Lately I feel this sense of guilt every time I buy a new book. First of all, there is the guilt that I've spent money to buy a beautiful full-priced new paperback (at least I won't let myself buy hardbacks) when I should be saving. I could, after all, go to the library or even to a used book store. (Oh, how I miss living down the street from the NYPL's used book store! It was one of the rare bright spots of the Tuesday-Wednesday weekends last year.) I also should not be buying more and more books when I haven't finished half of the books on my shelf. The History of Love still sits partially read, as does Revolutionary Road, as does The Camomile Lawn (and that one is going on years). I also keep thinking that should I have to move, the book-moving task will prove quite daunting. It was hard to move all of them when I came to DC, and now I have even more. The third, saddest argument against purchasing new books? I feel so guilty every time I read a book for pleasure, because I am overwhelmed and overstressed and I should be writing cover letters and doing pointless work for graduate school and writing reflection after reflection after reflection. But then I think about what my life is like without 10 minutes a day of pleasure reading, and I remember my senior year of college when I had to be rescued from papers and exams and stress stress stress by the beautiful language of The End of the Affair. It was one of those books where I wished that I could just transport myself into the language and set up camp (perhaps in Alice Temperley's teepee).

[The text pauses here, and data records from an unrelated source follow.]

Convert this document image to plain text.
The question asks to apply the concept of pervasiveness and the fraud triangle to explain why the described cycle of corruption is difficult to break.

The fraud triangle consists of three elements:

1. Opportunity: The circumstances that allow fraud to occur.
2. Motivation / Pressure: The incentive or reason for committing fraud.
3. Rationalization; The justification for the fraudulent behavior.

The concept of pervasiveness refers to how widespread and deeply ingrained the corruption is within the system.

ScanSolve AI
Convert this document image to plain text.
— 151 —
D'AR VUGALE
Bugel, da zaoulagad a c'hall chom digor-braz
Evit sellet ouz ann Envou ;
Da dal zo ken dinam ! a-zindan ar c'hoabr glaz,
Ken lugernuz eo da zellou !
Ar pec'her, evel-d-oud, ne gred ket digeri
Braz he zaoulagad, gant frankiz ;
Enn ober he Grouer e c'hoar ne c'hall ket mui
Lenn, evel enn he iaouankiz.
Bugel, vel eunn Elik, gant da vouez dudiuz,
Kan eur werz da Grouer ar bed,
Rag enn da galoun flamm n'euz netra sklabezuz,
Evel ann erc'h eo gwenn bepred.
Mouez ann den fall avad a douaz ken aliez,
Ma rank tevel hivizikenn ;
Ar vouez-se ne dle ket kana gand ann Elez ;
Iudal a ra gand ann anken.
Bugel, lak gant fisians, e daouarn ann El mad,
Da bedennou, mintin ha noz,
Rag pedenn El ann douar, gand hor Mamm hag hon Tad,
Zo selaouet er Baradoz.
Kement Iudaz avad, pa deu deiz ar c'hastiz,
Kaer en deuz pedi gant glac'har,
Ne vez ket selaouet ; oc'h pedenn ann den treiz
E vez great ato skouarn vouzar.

Right now I am reading the first in a three-book queue of books about books. For some reason I love postmodernism, when it isn't too snobby. The first book is quite good so far, on the more dark-humored side. I don't think it will make the list of favorites, purely because I don't find the language lushly beautiful and I can't really identify with the characters, but it is very well done and I highly recommend it.Then next in the queue we have this...
which led me to this beauty, which I believe has a Rob Ryan papercut for a cover!
Finally, we have a book I've been meaning to read for a while...
although I like this cover better.
On a separate note, my beloved grandma's birthday would have been yesterday. She would have been 94-years-old. How I miss her. My life isn't the same. Books have always helped to ease the pain, and I turn to them now, even if I shouldn't.